Two stinks excite my attention this week. They are those caused by Prince Edward, and the taxpayers’ pounds 1 million a month bill for Tony Blair’s attachment to public opinion polling.

Two stinks excite my attention this week. They are those caused by

Prince Edward, and the taxpayers’ pounds 1 million a month bill for Tony

Blair’s attachment to public opinion polling.



Let’s dispose of the Royal stink first. It was pretty crass of the

Prince to complain publicly about the British ’hating anyone who

succeeds’. One can only suppose that he never consulted his wife Sophie,

the PRO, otherwise she would have reminded him that it is unwise to run

down your country abroad, especially when the UK has the impression

that, far from being a successful businessman yourself, you are a steady

Eddie loser. But, if you are disposed to be frank, then for heaven’s

sake don’t be so daft as to blurt out the awful truth.



This was the Prince’s real error. Unlike the US, the UK is very

comfortable with success and appallingly inconsistent about it. Indeed,

you could argue that governments right across Europe are past masters at

handicapping ability, stifling initiative, penalising success and

levelling down. Ask all those small firms who are being strangled by

regulation. And what about all those businessmen who keep the nation

afloat and millions employed?



Pay them a fraction of what footballers and pop stars can command and

they’re reviled as fat cats. ’Hatred’ is most certainly not too strong a

word to use to describe attitudes towards them. But for God’s sake don’t

say so abroad - certainly not if you are royalty.

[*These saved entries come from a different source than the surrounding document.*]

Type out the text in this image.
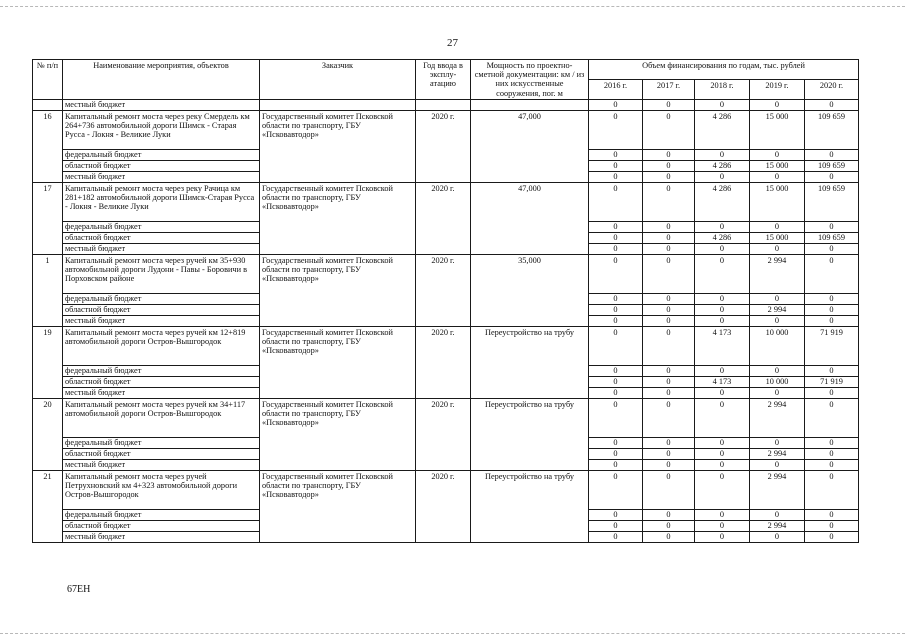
27
№ п/п	Наименование мероприятия, объектов	Заказчик	Год ввода в эксплу-атацию	Мощность по проектно-сметной документации: км / из них искусственные сооружения, пог. м	Объем финансирования по годам, тыс. рублей				
					2016 г.	2017 г.	2018 г.	2019 г.	2020 г.
	местный бюджет				0	0	0	0	0
16	Капитальный ремонт моста через реку Смердель км 264+736 автомобильной дороги Шимск - Старая Русса - Локня - Великие Луки	Государственный комитет Псковской области по транспорту, ГБУ «Псковавтодор»	2020 г.	47,000	0	0	4 286	15 000	109 659
	федеральный бюджет				0	0	0	0	0
	областной бюджет				0	0	4 286	15 000	109 659
	местный бюджет				0	0	0	0	0
17	Капитальный ремонт моста через реку Рачица км 281+182 автомобильной дороги Шимск-Старая Русса - Локня - Великие Луки	Государственный комитет Псковской области по транспорту, ГБУ «Псковавтодор»	2020 г.	47,000	0	0	4 286	15 000	109 659
	федеральный бюджет				0	0	0	0	0
	областной бюджет				0	0	4 286	15 000	109 659
	местный бюджет				0	0	0	0	0
1	Капитальный ремонт моста через ручей км 35+930 автомобильной дороги Лудони - Павы - Боровичи в Порховском районе	Государственный комитет Псковской области по транспорту, ГБУ «Псковавтодор»	2020 г.	35,000	0	0	0	2 994	0
	федеральный бюджет				0	0	0	0	0
	областной бюджет				0	0	0	2 994	0
	местный бюджет				0	0	0	0	0
19	Капитальный ремонт моста через ручей км 12+819 автомобильной дороги Остров-Вышгородок	Государственный комитет Псковской области по транспорту, ГБУ «Псковавтодор»	2020 г.	Переустройство на трубу	0	0	4 173	10 000	71 919
	федеральный бюджет				0	0	0	0	0
	областной бюджет				0	0	4 173	10 000	71 919
	местный бюджет				0	0	0	0	0
20	Капитальный ремонт моста через ручей км 34+117 автомобильной дороги Остров-Вышгородок	Государственный комитет Псковской области по транспорту, ГБУ «Псковавтодор»	2020 г.	Переустройство на трубу	0	0	0	2 994	0
	федеральный бюджет				0	0	0	0	0
	областной бюджет				0	0	0	2 994	0
	местный бюджет				0	0	0	0	0
21	Капитальный ремонт моста через ручей Петрухновский км 4+323 автомобильной дороги Остров-Вышгородок	Государственный комитет Псковской области по транспорту, ГБУ «Псковавтодор»	2020 г.	Переустройство на трубу	0	0	0	2 994	0
	федеральный бюджет				0	0	0	0	0
	областной бюджет				0	0	0	2 994	0
	местный бюджет				0	0	0	0	0
67ЕН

Naive Prince Edward was too honest for his own good. Entirely the

opposite is true of our Government’s free use of opinion polling and

focus groups at taxpayers’ expense while keeping two-thirds of the

results secret.



It has spent at least pounds 22 million on polling since the election,

according to information dragged out of nine departments by Don Foster,

the Liberal Democrat MP. Seven others refused to reveal their spending.

So much for open government. And so much, too, for the rights of

taxpayers.



It is perfectly proper for governments to use polling to establish facts

and to test-market legitimate publicity campaigns. But it is entirely

wrong for them to use public money to finance political research. As Bob

Worcester, the MORI pollster, told the Sun: ’If these probes are at

taxpayers’ expense, they should contain nothing political and be

available to taxpayers.



If not, the party should pay’. Frankly I despair of the civil service

these days as a bulwark between an opportunity Government and those who

foot the bill. Worse still, the Select Committee on Public

Administration is, in my experience, just Mr Blair’s lap dog. The public

Accounts Committee, under David Davis MP, should move in fast before the

public shells out another misapplied, misspent and misbegotten bean.

This is a real stinker and it stinks even more that it took a Liberal

Democrat and not a member of the official Opposition to unearth it.